L'intrigue centrale est donc une enquête, à la fois catalyseur qui propulse le lecteur dans des directions inattendues, et ossature à un structure fragmentée parsemée de nombreux textes interstitiels ( notamment des essais sur le cinéma ou la musique ), et tout particulièrement une nouvelle de SF ( totalement inventée par l'autrice ) qui aurait été écrite dans les années 1950 et obsède le disparu, Franck. La Tour raconte comment la Terre a vaincu la planète Gliese. Pour célébrer la victoire et commémorer les nombreux soldats morts, une tour résidentielle est construite à partir d'une roche extra-terrestre prélevée sur Gliese, une roche qui semble vivante et menace l'écosystème terrestre.

On découvre la personnalité de Franck à travers le portrait qu'en dresse sa compagne à Robin, la détective : « C'est comme s'il était au bord d'un précipice et qu'il risquait à chaque instant de tomber parce qu'il est trop occupé à contempler le ciel, les étoiles, les montagnes au loin. » Franck est un génie des mathématiques et du codage informatique, sujet à la maladie mentale, obsédé par Bach ; il fréquente un forum complotiste ufologique qui considère La Tour comme une prophétie codée qui est en train de se réaliser, une guerre interstellaire et l'invasion extra-terrestre ayant commencé, évidemment caché par les gouvernements.

Conquest renvoie une image inquiétante de notre monde avec une sous-couche qui presque être lue comme une allégorie de la crise COVID. C'est le grand roman de l'anxiété, ici représenté par l'obsession complotiste

« La réalité fait peur, surtout avec le changement climatique, surtout depuis la pandémie. Croire aux extraterrestres, c'est comme croire en Dieu : soudain il y a une explication pour tout ce qui va mal dans le monde. Soudain il y a une cause en laquelle vous pouvez croire, une famille toute faite (...) le déclin de la spiritualité et l'essor de la société laïque ont conduit à la fragmentation des systèmes de croyance établis en une multitude de micro-religions.(...) Les théories complotistes sont la nouvelle religion : un systèmes de croyance postmodernes fondés sur un mysticisme ésotérique. »
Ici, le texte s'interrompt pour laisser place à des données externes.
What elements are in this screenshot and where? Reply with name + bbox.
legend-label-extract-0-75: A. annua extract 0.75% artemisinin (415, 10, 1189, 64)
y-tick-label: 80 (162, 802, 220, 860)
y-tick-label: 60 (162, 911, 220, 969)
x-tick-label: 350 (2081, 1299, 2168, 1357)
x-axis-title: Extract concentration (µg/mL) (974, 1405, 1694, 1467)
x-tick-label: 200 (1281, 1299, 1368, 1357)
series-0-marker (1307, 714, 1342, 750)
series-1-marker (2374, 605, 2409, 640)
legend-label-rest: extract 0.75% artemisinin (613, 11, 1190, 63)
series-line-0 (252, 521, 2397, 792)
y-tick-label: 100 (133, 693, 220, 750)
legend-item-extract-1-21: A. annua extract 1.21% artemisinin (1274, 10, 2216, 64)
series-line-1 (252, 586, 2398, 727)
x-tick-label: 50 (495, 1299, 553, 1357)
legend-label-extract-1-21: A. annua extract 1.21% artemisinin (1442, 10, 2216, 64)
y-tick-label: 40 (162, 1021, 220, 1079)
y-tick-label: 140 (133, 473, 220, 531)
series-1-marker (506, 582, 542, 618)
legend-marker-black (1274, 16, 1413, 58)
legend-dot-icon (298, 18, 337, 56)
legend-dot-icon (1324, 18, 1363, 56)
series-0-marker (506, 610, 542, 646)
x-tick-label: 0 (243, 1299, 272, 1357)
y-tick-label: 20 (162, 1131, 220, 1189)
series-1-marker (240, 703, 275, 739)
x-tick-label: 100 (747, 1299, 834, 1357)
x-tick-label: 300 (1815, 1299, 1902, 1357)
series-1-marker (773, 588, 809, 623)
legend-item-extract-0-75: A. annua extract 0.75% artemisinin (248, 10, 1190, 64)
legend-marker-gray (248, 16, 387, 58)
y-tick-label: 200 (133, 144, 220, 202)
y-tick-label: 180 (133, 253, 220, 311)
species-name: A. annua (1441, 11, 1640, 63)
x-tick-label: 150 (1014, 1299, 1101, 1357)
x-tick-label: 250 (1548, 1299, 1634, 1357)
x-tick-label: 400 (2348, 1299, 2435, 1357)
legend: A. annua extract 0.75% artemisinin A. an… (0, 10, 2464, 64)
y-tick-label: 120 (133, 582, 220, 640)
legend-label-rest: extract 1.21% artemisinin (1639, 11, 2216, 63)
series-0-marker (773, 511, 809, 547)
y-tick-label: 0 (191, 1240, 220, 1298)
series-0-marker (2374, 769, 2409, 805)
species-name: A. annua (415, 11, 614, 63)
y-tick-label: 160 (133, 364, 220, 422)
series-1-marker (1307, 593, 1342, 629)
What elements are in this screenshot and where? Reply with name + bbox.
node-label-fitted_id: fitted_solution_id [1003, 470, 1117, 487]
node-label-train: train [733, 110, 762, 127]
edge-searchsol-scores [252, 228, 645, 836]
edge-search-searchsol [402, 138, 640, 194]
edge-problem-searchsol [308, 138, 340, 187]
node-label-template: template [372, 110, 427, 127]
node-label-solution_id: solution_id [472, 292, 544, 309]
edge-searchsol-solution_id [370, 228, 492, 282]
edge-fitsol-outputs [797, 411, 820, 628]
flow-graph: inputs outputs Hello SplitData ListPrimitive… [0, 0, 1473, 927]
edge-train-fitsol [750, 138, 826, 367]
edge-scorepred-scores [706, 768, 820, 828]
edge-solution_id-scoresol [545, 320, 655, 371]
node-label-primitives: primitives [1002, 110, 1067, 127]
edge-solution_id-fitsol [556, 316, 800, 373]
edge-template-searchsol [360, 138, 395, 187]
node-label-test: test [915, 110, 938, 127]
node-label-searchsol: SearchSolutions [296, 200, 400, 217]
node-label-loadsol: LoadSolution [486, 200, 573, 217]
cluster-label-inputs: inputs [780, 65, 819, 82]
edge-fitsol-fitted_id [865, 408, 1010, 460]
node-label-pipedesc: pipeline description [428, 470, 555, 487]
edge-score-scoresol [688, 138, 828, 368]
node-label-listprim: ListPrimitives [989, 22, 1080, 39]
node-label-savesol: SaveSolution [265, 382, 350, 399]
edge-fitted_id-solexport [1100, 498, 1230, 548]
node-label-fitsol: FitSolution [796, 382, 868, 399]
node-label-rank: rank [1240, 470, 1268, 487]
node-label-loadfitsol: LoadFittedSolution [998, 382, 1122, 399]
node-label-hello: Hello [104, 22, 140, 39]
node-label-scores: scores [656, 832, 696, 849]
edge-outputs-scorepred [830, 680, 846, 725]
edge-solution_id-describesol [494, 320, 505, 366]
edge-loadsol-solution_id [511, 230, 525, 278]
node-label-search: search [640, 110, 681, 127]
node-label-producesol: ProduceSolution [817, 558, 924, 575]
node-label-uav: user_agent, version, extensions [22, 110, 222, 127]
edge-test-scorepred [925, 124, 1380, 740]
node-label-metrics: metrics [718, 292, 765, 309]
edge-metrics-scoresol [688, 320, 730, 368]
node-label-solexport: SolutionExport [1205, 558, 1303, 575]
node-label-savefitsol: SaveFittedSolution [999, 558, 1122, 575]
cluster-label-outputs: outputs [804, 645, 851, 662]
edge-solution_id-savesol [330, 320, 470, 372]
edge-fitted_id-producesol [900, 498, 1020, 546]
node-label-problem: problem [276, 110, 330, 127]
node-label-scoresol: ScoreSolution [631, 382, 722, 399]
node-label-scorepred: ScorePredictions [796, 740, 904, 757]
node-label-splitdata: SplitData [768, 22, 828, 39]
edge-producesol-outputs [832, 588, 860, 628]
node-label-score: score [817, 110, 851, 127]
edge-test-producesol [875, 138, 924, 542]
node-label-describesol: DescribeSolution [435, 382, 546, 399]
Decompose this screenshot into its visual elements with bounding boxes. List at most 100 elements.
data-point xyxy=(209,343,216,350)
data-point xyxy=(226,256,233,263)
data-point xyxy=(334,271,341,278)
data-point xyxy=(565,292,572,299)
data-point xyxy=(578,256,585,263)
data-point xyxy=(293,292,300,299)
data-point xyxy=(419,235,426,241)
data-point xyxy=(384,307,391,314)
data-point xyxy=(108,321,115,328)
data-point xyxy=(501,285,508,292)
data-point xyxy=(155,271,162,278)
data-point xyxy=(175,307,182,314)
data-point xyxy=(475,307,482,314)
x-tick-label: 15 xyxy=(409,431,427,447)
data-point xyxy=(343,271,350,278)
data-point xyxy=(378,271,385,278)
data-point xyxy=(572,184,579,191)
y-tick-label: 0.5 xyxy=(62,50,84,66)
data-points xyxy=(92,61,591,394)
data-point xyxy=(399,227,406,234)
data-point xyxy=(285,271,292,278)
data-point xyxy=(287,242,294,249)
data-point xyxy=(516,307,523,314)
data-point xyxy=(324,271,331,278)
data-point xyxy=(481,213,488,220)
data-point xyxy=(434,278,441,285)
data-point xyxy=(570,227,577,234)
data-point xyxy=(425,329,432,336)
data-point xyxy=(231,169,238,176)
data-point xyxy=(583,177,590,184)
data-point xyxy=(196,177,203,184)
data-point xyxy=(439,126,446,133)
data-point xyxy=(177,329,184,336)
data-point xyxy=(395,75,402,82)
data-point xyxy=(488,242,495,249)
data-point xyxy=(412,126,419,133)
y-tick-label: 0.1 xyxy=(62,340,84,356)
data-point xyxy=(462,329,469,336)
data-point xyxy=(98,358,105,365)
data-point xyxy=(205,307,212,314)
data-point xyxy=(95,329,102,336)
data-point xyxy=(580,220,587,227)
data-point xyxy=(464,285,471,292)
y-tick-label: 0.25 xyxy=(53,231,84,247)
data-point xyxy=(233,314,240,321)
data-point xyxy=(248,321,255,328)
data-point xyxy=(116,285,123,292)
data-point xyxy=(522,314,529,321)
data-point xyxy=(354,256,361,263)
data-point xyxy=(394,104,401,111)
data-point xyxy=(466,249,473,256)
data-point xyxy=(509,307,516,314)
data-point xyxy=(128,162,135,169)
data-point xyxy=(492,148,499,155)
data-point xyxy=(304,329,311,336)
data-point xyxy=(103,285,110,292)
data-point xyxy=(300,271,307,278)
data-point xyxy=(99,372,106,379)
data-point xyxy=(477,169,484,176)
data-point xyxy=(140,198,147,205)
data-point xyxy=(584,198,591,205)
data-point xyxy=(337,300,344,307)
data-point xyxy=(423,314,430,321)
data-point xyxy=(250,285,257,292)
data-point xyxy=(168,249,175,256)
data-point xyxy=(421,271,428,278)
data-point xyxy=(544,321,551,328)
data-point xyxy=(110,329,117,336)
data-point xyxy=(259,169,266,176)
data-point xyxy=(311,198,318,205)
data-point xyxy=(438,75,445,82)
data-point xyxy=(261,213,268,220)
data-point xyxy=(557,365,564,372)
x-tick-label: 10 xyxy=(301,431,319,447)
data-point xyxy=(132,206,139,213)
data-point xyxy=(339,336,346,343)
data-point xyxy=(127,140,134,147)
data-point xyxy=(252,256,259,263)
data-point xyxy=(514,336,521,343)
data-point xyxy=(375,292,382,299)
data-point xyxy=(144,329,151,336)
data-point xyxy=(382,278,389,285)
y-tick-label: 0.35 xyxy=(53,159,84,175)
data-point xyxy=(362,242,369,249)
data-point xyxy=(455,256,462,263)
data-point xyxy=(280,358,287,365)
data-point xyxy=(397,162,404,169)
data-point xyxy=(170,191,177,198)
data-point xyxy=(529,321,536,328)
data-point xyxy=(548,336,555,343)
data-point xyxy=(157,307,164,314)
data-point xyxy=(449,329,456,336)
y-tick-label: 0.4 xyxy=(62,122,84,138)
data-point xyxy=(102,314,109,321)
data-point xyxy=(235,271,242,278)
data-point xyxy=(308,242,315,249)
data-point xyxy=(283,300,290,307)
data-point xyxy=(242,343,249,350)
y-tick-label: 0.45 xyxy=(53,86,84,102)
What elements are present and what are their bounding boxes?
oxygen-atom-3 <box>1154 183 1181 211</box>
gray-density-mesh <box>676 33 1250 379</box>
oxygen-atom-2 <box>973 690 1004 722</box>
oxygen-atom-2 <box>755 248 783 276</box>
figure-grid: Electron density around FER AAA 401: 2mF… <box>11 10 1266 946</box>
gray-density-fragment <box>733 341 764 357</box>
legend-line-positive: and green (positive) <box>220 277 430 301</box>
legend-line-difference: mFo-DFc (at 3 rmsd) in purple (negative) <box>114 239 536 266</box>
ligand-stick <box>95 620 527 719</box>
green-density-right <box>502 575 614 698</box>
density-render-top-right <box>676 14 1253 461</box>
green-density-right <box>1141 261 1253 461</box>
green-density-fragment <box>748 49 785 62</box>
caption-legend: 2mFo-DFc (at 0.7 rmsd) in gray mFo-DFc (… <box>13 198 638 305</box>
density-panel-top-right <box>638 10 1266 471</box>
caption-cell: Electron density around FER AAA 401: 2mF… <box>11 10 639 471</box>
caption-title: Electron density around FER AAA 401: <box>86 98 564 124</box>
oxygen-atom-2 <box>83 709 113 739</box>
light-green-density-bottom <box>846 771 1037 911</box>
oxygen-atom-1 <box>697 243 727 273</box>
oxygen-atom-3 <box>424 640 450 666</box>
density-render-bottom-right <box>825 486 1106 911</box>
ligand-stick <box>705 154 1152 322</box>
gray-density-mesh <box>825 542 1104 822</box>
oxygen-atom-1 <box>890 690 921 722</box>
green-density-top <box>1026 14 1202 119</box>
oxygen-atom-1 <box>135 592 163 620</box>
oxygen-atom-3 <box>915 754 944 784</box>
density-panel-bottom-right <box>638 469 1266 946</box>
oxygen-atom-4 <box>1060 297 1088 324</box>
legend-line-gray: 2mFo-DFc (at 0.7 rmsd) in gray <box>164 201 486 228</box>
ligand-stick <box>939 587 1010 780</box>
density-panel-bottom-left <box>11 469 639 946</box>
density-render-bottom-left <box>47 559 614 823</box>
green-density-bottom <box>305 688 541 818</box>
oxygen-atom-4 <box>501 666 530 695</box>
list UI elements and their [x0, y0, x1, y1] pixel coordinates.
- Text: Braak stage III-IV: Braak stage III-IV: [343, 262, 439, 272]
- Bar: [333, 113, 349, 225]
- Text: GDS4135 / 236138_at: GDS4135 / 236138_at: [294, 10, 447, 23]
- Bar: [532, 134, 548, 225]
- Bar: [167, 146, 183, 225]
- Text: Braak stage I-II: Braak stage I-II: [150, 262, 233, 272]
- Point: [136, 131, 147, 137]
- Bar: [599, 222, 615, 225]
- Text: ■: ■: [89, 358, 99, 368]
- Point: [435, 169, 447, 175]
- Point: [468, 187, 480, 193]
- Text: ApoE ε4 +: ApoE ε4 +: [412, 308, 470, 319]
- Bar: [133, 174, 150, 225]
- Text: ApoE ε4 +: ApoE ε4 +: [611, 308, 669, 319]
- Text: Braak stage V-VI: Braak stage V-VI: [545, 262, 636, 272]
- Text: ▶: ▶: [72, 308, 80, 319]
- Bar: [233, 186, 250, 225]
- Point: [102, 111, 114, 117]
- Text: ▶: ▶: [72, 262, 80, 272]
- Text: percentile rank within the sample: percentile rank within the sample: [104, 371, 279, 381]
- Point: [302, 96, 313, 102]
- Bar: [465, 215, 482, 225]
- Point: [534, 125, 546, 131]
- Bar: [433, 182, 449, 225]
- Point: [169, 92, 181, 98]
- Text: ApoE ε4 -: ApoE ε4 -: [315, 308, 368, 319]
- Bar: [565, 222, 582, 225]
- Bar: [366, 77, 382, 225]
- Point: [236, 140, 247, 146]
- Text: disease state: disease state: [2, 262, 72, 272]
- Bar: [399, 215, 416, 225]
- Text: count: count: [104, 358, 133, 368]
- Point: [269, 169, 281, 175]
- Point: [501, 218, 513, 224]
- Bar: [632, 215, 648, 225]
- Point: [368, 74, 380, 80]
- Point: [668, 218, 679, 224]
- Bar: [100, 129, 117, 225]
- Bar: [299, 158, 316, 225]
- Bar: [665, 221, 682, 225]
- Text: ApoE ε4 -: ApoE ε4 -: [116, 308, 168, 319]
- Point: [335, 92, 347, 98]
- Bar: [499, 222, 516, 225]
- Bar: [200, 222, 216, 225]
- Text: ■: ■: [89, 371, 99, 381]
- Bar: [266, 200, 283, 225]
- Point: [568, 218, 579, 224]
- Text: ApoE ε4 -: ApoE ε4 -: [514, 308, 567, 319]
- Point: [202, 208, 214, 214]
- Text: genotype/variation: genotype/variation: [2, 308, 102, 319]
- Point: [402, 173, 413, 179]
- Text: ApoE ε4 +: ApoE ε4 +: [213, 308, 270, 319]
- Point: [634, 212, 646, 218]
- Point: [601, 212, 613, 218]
La proposition est complexe, exigeante du point de vue intellectuel mais terriblement stimulante, conservant le lecteur engagé même dans les moments où il n'y voit pas clair. Nina Allan est parvenue à induire une lecture paranoïaque, en tout cas très proche de la vision du monde de Franck et ses amis complotistes. Même la voix rationnelle du récit, celle de l'enquêtrice, est ébranlée par ce qu'elle découvre sur la disparition de Franck et sa propre histoire personnelle. L'incertitude est permanente, jusqu'au dénouement, proposant un double scénario d'élucidation. le lecteur est sur ses gardes, avançant dans le labyrinthe des vérités cachées du complotisme et du récit.

Ce roman est captivant, assurément brillant. Il mériterait une deuxième lecture de ma part car je ne suis pas sûre d'avoir saisi toute sa richesse.